Eswatini Among Top Six African Countries That Have Industrialized

Eswatini Among Top Six African Countries That Have Industrialized

By: Ntombi Mhlongo

The Kingdom of Eswatini has been listed in the top six African countries that have industrialized in the past decade.


According to a new report issued by the African Development Bank (AfDB), 37 of 52 African countries have become more industrialized over the past eleven years, according to a new report from the African Development Bank, the African Union, and the United Nations Industrial Development Organization (UNIDO).

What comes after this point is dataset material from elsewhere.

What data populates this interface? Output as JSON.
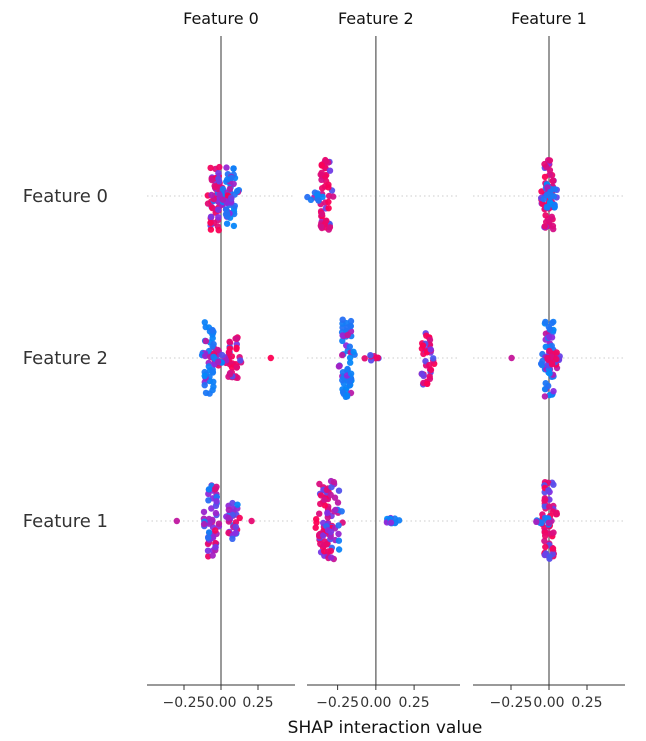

The Africa Industrialization Index (AII) report provides a country-level assessment of 52 African countries’ progress across 19 key indicators. The report will enable African governments to identify comparator countries to benchmark their own industrial performance and identify best practices more effectively.

The African Development Bank, the African Union, and UNIDO jointly launched the inaugural edition of the AII on the sidelines of the African Union Summit on Industrialization and Economic Diversification in Niamey, Niger.  The Index’s 19 indicators cover manufacturing performance, capital, labor, business environment, infrastructure, and macroeconomic stability.

The index also ranks African countries’ industrialization across three dimensions: performance, direct determinants, and indirect determinants.  Direct determinants include such endowments as capital and labor and how these are deployed to drive industrial development. Indirect determinants include enabling environmental conditions such as macroeconomic stability, sound institutions, and infrastructure.

South Africa maintained a very high ranking throughout the 2010-2021 period, followed closely by Morocco, which held second place as of 2022. Rounding out the top six over the period are Egypt, Tunisia, Mauritius, and Eswatini. Abdu Mukhtar, African Development Bank Director for Industrial and Trade Development, represented the institution at the launch event. 

 He said that while Africa had shown encouraging progress in industrialization over the 2010-2022 period, the Covid-19 pandemic and Russia’s invasion of Ukraine had set back its efforts and highlighted gaps in production systems. “The continent has a unique opportunity to sort out this dependency by further integrating and conquering its own emerging markets.”

He added: “The African Continental Free Trade Area is creating a once-in-a-lifetime single market opportunity of 1.3 billion people and total aggregate consumer and business spending of up to $4 trillion creates an opportunity to enhance their trade and production linkages and finally reap industrial competitiveness from regional integration as other regions have done.”